Technology Review - Published By MIT
Advertisement

Better Touch Screens for Mobile Phones

Keypads on smooth touch screens are prone to errors, but new ways of providing tactile feedback could make them more accurate.

By Kate Greene

Tuesday, May 01, 2007

smaller text tool iconmedium text tool iconlarger text tool icon

For all its designer appeal, Apple's forthcoming iPhone is lacking. While the touch-screen interface looks beautiful, it will most likely suffer from the same drawback that plagues many other mobile gadgets with touch screens: no tactile feedback. A button on a flat, slick display simply doesn't feel like a button, and as a result, people are prone to making errors with them.

Tactile touch screens: University of Glasgow researchers determined that people type more accurately on a touch screen when the phone vibrates to indicate that a button has been pressed correctly. The researchers affixed a high-end actuator to the back of a PDA (top two images). The researchers are also developing applications for multiple actuators on the phone (bottom two images). Eventually, similar, smaller actuators could be used inside mobile devices.
Credit: Stephen Brewster

But within the next few years, those faux touch-screen buttons could feel more like real buttons, thanks to research at a handful of universities and companies that are investigating touch-based feedback from gadgets. By feeling a buzz when they press a button correctly, people become more accurate typists on touch-screen keyboards, says Stephen Brewster, professor of computing science at the University of Glasgow, in the United Kingdom. Brewster and his team have found that people err--mistype, double-press, or slip from one button to another--up to 25 percent less frequently when vibrations are used to let them know that they've pressed a button correctly.
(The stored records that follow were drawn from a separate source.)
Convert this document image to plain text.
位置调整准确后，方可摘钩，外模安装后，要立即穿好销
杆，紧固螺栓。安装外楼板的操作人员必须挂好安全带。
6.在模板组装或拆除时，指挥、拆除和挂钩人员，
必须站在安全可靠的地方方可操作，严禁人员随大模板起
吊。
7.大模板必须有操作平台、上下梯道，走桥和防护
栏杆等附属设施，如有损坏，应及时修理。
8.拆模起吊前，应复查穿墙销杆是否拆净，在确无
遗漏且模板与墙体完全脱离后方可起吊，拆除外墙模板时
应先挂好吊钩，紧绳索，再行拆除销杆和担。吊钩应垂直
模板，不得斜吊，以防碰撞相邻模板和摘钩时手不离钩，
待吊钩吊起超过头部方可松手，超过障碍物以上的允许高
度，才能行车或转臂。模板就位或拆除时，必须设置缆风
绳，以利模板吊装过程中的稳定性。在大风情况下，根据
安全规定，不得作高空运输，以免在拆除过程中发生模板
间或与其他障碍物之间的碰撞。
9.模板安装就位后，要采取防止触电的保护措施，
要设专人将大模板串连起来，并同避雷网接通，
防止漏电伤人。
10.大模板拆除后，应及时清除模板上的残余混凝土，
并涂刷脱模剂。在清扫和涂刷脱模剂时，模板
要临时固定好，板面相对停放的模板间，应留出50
"The basic thing we show," Brewster says, "is that having tactile feedback makes [mobile devices] more useful and usable." Without tactile feedback, he says, people are still going to have usability issues no matter how well the touch screen is designed to ignore extra touches or accidental taps. In addition to trying to get rid of errors, Brewster and his team are exploring how well different types of vibrations convey various kinds of information, such as the urgency of an e-mail.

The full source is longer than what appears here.